Jamriska et al (2008) mengatakan bahwa exhaust adalah alat yang berfungsi mengurangi kelembapan udara (Relative Humidity) dalam suatu ruangan. Cara kerja exhaust disini adalah dengan menggunakan baling-baling untuk menghisap udara dengan kelembapan jenuh lalu dibuang ke luar sehingga exhaust berperan sebagai komponen pengatur sirkulasi udara dalam ruangan. Di dalam ruangan staling, dari dua buah exhaust yang berada di sisi bersebrangan, salah satu exhaust tersebut mati. Hal ini mengakibatkan perputaran udara di dalam ruang staling menjadi terganggu serta distribusi panas tidak seimbang. Hal tersebut dikarenakan uap air yang seharusnya

33

keluar dengan disedot exhaust tetap berada disitu dan semakin jenuh. Kerusakan exhaust disini membuat kualitas roti yang di daerah exhaust rusak rendah. Hal tersebut ditandai dengan pola penurunan kadar air pada roti yang tidak beraturan dan cenderung mengalami peningkat kadar air.

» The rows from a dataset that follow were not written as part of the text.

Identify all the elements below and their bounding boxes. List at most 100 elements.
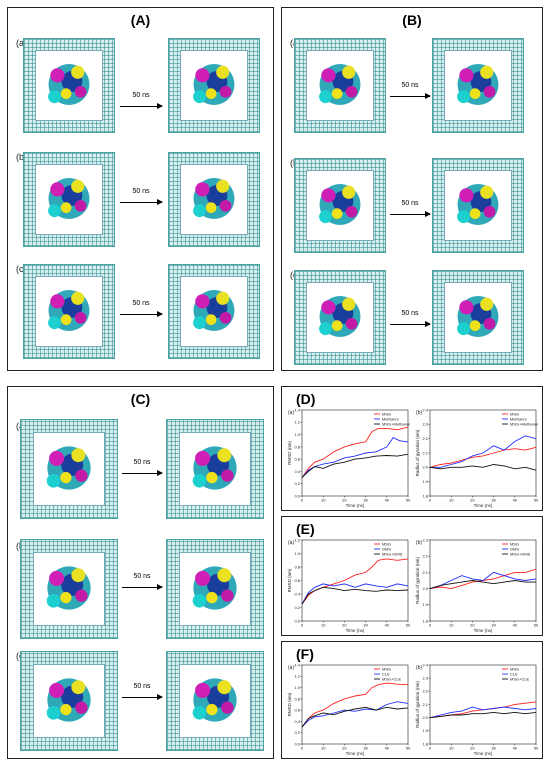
x-tick-label: 50 [406, 746, 411, 751]
y-tick-label: 1.9 [422, 728, 428, 733]
chart-d-b: (b) 0 10 20 30 40 50 1.8 1.9 2.0 2.1 2.2 2.3 2.4 Time … [414, 405, 540, 508]
protein-structure [38, 555, 100, 621]
chart-f-b: (b) 0 10 20 30 40 50 1.8 1.9 2.0 2.1 2.2 2.3 2.4 Time … [414, 660, 540, 756]
series-line-2 [429, 571, 537, 590]
x-tick-label: 0 [429, 746, 432, 751]
legend-label: DMS [382, 546, 391, 551]
y-tick-label: 1.9 [422, 479, 428, 484]
x-tick-label: 40 [385, 746, 390, 751]
series-line-2 [301, 583, 409, 605]
x-axis-label: Time (ns) [474, 503, 493, 508]
chart-d-a: (a) 0 10 20 30 40 50 0.0 0.2 0.4 0.6 0.8 1.0 1.2 1.4 Ti… [286, 405, 412, 508]
series-line-1 [301, 558, 409, 605]
x-tick-label: 30 [491, 746, 496, 751]
panel-e: (E) (a) 0 10 20 30 40 50 0.0 0.2 0.4 0.6 0.8 1.0 1.2 T… [281, 516, 543, 636]
water-box-a-a-final [168, 38, 260, 133]
arrow [390, 211, 431, 217]
x-tick-label: 10 [321, 498, 326, 503]
series-line-3 [301, 586, 409, 605]
y-tick-label: 2.1 [422, 570, 428, 575]
protein-structure [184, 435, 246, 501]
y-tick-label: 1.0 [294, 551, 300, 556]
y-tick-label: 2.3 [422, 422, 428, 427]
legend-label: MSG+CLE [510, 676, 530, 681]
protein-structure [449, 173, 507, 236]
arrow [122, 584, 163, 590]
panel-b: (B) (a) 50 ns (b) 50 ns (c) 50 ns [281, 7, 543, 371]
x-tick-label: 30 [491, 623, 496, 628]
y-tick-label: 0.2 [294, 481, 300, 486]
y-tick-label: 1.2 [294, 420, 300, 425]
x-tick-label: 30 [363, 623, 368, 628]
x-tick-label: 0 [429, 623, 432, 628]
panel-a-title: (A) [130, 12, 151, 28]
water-box-c-b-initial [20, 539, 118, 639]
x-tick-label: 0 [301, 498, 304, 503]
y-axis-label: RMSD (nm) [287, 692, 292, 716]
arrow [122, 470, 163, 476]
panel-a-row-b-label: (b) [16, 152, 27, 162]
panel-e-title: (E) [296, 521, 315, 537]
x-tick-label: 10 [449, 498, 454, 503]
arrow [120, 199, 163, 205]
protein-structure [449, 285, 507, 348]
x-tick-label: 20 [470, 746, 475, 751]
x-tick-label: 40 [513, 623, 518, 628]
y-tick-label: 1.0 [294, 432, 300, 437]
panel-a: (A) (a) 50 ns (b) 50 ns (c) 50 ns [7, 7, 274, 371]
series-line-3 [429, 580, 536, 590]
panel-b-title: (B) [402, 12, 422, 28]
water-box-b-b-initial [294, 158, 386, 253]
y-tick-label: 1.2 [294, 674, 300, 679]
series-line-2 [429, 706, 537, 719]
panel-a-row-c-label: (c) [16, 264, 27, 274]
protein-structure [40, 53, 98, 116]
y-tick-label: 2.0 [422, 465, 428, 470]
plot-frame [429, 539, 537, 622]
subplot-label: (a) [288, 410, 294, 416]
x-tick-label: 20 [470, 498, 475, 503]
x-tick-label: 40 [513, 498, 518, 503]
y-axis-label: Radius of gyration (nm) [415, 681, 420, 728]
y-tick-label: 0.8 [294, 564, 300, 569]
x-axis-label: Time (ns) [474, 751, 493, 756]
legend-label: MSG [382, 666, 391, 671]
chart-e-a: (a) 0 10 20 30 40 50 0.0 0.2 0.4 0.6 0.8 1.0 1.2 Time … [286, 535, 412, 633]
legend-label: CLE [510, 671, 518, 676]
y-tick-label: 2.4 [422, 407, 428, 412]
x-axis-label: Time (ns) [346, 503, 365, 508]
water-box-c-b-final [166, 539, 264, 639]
x-axis-label: Time (ns) [474, 628, 493, 633]
x-tick-label: 30 [491, 498, 496, 503]
y-axis-label: RMSD (nm) [287, 441, 292, 465]
protein-structure [184, 555, 246, 621]
x-tick-label: 20 [342, 746, 347, 751]
protein-structure [38, 667, 100, 733]
y-tick-label: 1.4 [294, 662, 300, 667]
water-box-a-c-final [168, 264, 260, 359]
panel-c: (C) (a) 50 ns (b) 50 ns (c) 50 ns [7, 386, 274, 759]
x-tick-label: 40 [513, 746, 518, 751]
x-axis-label: Time (ns) [346, 751, 365, 756]
y-tick-label: 0.0 [294, 741, 300, 746]
arrow-label: 50 ns [401, 200, 419, 207]
x-tick-label: 20 [342, 623, 347, 628]
protein-structure [184, 667, 246, 733]
y-tick-label: 0.8 [294, 444, 300, 449]
y-tick-label: 2.4 [422, 662, 428, 667]
series-line-2 [301, 701, 409, 728]
y-tick-label: 0.4 [294, 591, 300, 596]
y-tick-label: 0.2 [294, 605, 300, 610]
plot-frame [301, 409, 409, 497]
legend-label: MSG [382, 411, 391, 416]
chart-e-b: (b) 0 10 20 30 40 50 1.8 1.9 2.0 2.1 2.2 2.3 Time (ns… [414, 535, 540, 633]
y-tick-label: 0.4 [294, 469, 300, 474]
arrow [390, 321, 431, 327]
arrow [120, 103, 163, 109]
y-tick-label: 0.6 [294, 578, 300, 583]
panel-d: (D) (a) 0 10 20 30 40 50 0.0 0.2 0.4 0.6 0.8 1.0 1.2 1… [281, 386, 543, 511]
legend-label: MSG+DMS [382, 551, 403, 556]
x-tick-label: 40 [385, 623, 390, 628]
chart-svg: (a) 0 10 20 30 40 50 0.0 0.2 0.4 0.6 0.8 1.0 1.2 Time … [287, 537, 411, 633]
x-tick-label: 0 [301, 623, 304, 628]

Roti yang di staling di daerah exhaust rusak menunjukkan pola penurunan kadar air pada roti tidak beraturan. Terjadi peningkatan kadar air pada jam ke-2 menuju jam ke-3 disebabkan udara di daerah exhaust rusak lebih lembab atau mengandung kadar air lebih tinggi dibandingkan kadar air pada roti sehingga air dari udara terus bermigrasi ke dalam roti. Pada jam ke-3 menuju jam ke-5 terjadi penurunan kadar air roti, sebab kelembapan udara setelah jam ke-3 mulai turun. Pada jam ke-5 kadar air roti berada di titik paling rendah yaitu 35,68% dengan standart error 0,44. Kelembapan udara dapat turun walau exhaust di daerah ini rusak karena di dalam ruangan staling masih terdapat exhaust lain yang berfungsi dengan baik. Letak exhaust yang berfungsi dengan baik ini bersebrangan dengan roti dan keadaan ruangan yang penuh dengan roti. Hal ini membuat efek exhaust terhadap penurunan kadar air bagi roti di daerah ini menjadi lambat dan tidak maksimal. Kadar air roti diatas jam ke-5 hingga jam ke-8 semakin meningkat. Kadar air pada jam ke-8 adalah 37,12% dengan standart error sebesar 0,24. Kadar air roti terus meningkat karena kandungan kadar air di udara terus bertambah sementara exhaust yang seharusnya bekerja di daerah ini rusak. Exhaust rusak mengakibatkan kelembapan udara di daerah ini lebih cepat menjadi jenuh sehingga kadar air roti juga meningkat. Menurut Hug (2000) kadar air yang tinggi pada roti akan mengurangi breaking strength sehingga akan mengurangi efisiensi proses grinding. Roti berkadar air tinggi juga menyebabkan saat proses drying dibutuhkan waktu lebih lama, suhu lebih tinggi, bahan bakar lebih banyak untuk mencapai produk breadcrumb yang berkualitas baik.